Tissue Doppler imaging uses Doppler techniques to measure the velocity of myocardial tissue contraction (rather than of blood flow). These data can be used to calculate myocardial strain (percentage change in length between contraction and relaxation) and myocardial strain rate (rate of change in length). Strain and strain rate measurements can help assess systolic and diastolic function and identify ischemia during stress testing.
Three-dimensional echocardiography incorporates M-mode echocardiography, Doppler flow measurement, and Doppler tissue imaging to give a real-time, 3dimensional display of cardiac anatomy and function. This technique continues to evolve; its widespread acceptance and use have been hampered by lack of 3rd-party reimbursement.
TTE is an alternative to radionuclide imaging to identify myocardial ischemia during and after exercise or pharmacologic stress testing.

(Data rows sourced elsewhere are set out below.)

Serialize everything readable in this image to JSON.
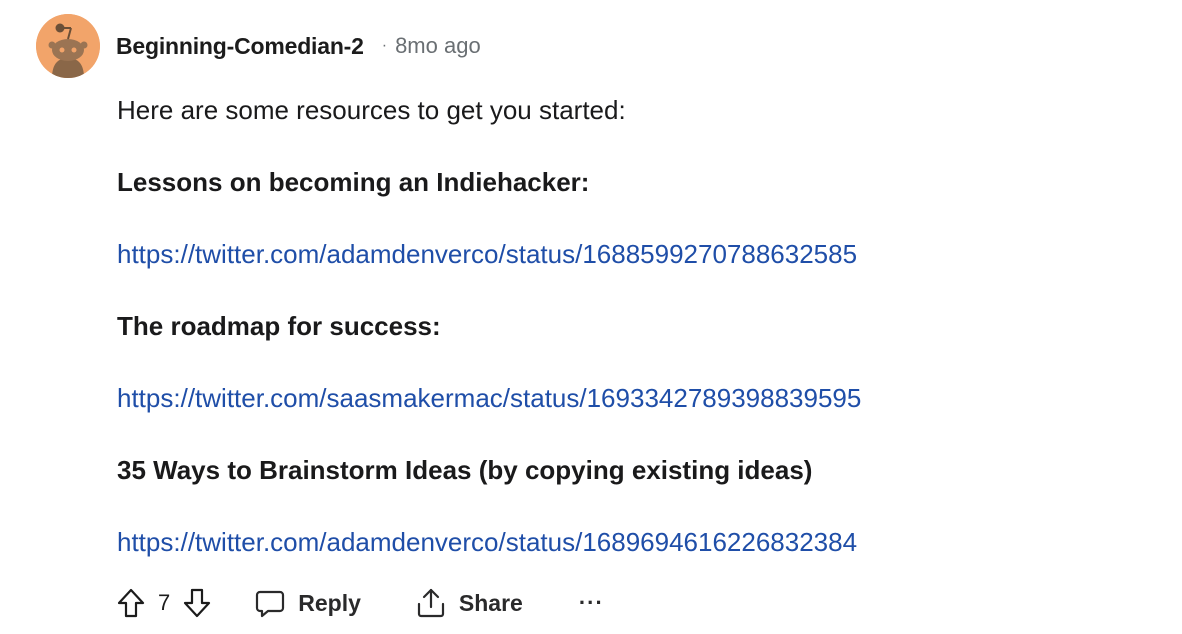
{
  "comment": {
    "author": "Beginning-Comedian-2",
    "separator": "·",
    "time": "8mo ago",
    "avatar_icon": "snoo-avatar-icon",
    "avatar_color": "#f2a46a"
  },
  "body": {
    "intro": "Here are some resources to get you started:",
    "heading1": "Lessons on becoming an Indiehacker:",
    "link1": "https://twitter.com/adamdenverco/status/1688599270788632585",
    "heading2": "The roadmap for success:",
    "link2": "https://twitter.com/saasmakermac/status/1693342789398839595",
    "heading3": "35 Ways to Brainstorm Ideas (by copying existing ideas)",
    "link3": "https://twitter.com/adamdenverco/status/1689694616226832384"
  },
  "actions": {
    "upvote_icon": "upvote-arrow-icon",
    "vote_count": "7",
    "downvote_icon": "downvote-arrow-icon",
    "reply_label": "Reply",
    "reply_icon": "speech-bubble-icon",
    "share_label": "Share",
    "share_icon": "share-upload-icon",
    "more_label": "···"
  },
  "colors": {
    "link": "#1f4ea8",
    "meta": "#6a6f73",
    "text": "#1a1a1b"
  }
}
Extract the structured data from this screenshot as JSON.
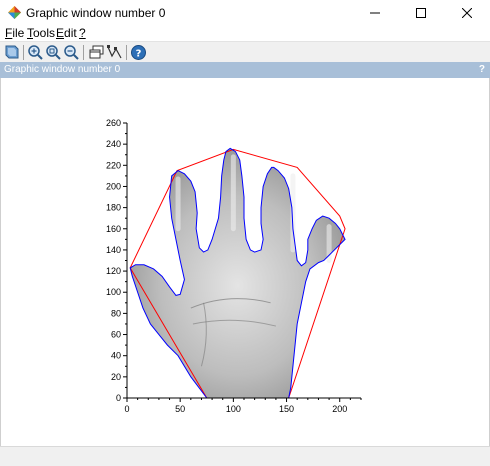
{
  "window": {
    "title": "Graphic window number 0"
  },
  "menu": [
    {
      "label": "File",
      "underline": "F",
      "rest": "ile"
    },
    {
      "label": "Tools",
      "underline": "T",
      "rest": "ools"
    },
    {
      "label": "Edit",
      "underline": "E",
      "rest": "dit"
    },
    {
      "label": "?",
      "underline": "?",
      "rest": ""
    }
  ],
  "toolbar": {
    "icons": [
      "rotate-icon",
      "zoom-in-icon",
      "zoom-fit-icon",
      "zoom-out-icon",
      "new-window-icon",
      "datatip-icon",
      "help-icon"
    ]
  },
  "dock": {
    "title": "Graphic window number 0",
    "help": "?"
  },
  "colors": {
    "hull": "#ff0000",
    "contour": "#0000ff",
    "dock_bar": "#a8bfd8"
  },
  "chart_data": {
    "type": "line",
    "title": "",
    "xlabel": "",
    "ylabel": "",
    "xlim": [
      0,
      220
    ],
    "ylim": [
      0,
      260
    ],
    "x_ticks": [
      "0",
      "50",
      "100",
      "150",
      "200"
    ],
    "y_ticks": [
      "0",
      "20",
      "40",
      "60",
      "80",
      "100",
      "120",
      "140",
      "160",
      "180",
      "200",
      "220",
      "240",
      "260"
    ],
    "grid": false,
    "series": [
      {
        "color": "#ff0000",
        "x": [
          75,
          3,
          47,
          100,
          160,
          200,
          205,
          152,
          75
        ],
        "y": [
          0,
          123,
          215,
          235,
          218,
          172,
          160,
          0,
          0
        ]
      },
      {
        "color": "#0000ff",
        "x": [
          75,
          60,
          48,
          38,
          30,
          22,
          15,
          10,
          5,
          3,
          8,
          16,
          25,
          33,
          40,
          46,
          50,
          52,
          54,
          50,
          46,
          42,
          40,
          42,
          48,
          54,
          60,
          64,
          66,
          65,
          68,
          72,
          76,
          80,
          86,
          88,
          89,
          91,
          93,
          97,
          102,
          106,
          108,
          110,
          110,
          112,
          116,
          120,
          126,
          128,
          126,
          126,
          128,
          132,
          136,
          138,
          142,
          148,
          152,
          155,
          156,
          158,
          160,
          164,
          168,
          170,
          170,
          174,
          178,
          184,
          190,
          196,
          200,
          205,
          200,
          195,
          190,
          185,
          180,
          172,
          168,
          166,
          164,
          162,
          160,
          158,
          157,
          156,
          155,
          154,
          153,
          152
        ],
        "y": [
          0,
          20,
          40,
          50,
          60,
          70,
          85,
          100,
          115,
          123,
          126,
          126,
          122,
          115,
          105,
          97,
          98,
          105,
          112,
          130,
          150,
          170,
          190,
          210,
          215,
          212,
          205,
          195,
          175,
          160,
          142,
          138,
          140,
          150,
          170,
          190,
          210,
          225,
          233,
          236,
          233,
          225,
          210,
          190,
          170,
          150,
          140,
          138,
          140,
          150,
          165,
          180,
          200,
          212,
          218,
          218,
          215,
          208,
          198,
          180,
          160,
          145,
          130,
          125,
          128,
          140,
          150,
          160,
          168,
          172,
          170,
          165,
          160,
          150,
          145,
          140,
          135,
          130,
          128,
          122,
          110,
          100,
          90,
          80,
          70,
          50,
          40,
          30,
          20,
          10,
          5,
          0
        ]
      }
    ]
  }
}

Stress echocardiography shows regional wall motion abnormalities that result from an imbalance in blood flow in epicardial coronary vessels during stress. Computer programs can provide side-by-side assessment of ventricular contraction during systole and diastole at rest and under stress. Exercise and pharmacologic protocols are the same as those used in radionuclide stress testing, except that dobutamine is used rather than dipyridamole as the pharmacologic agent in the US.
Stress echocardiography is valuable in evaluating the hemodynamic severity of aortic valve stenosis in patients with significant symptoms but whose resting transvalvular pressure gradient is not markedly high. Stress echocardiography and radionuclide stress testing detect ischemia equally well. The choice between tests is often based on availability, the provider’s experience, and cost.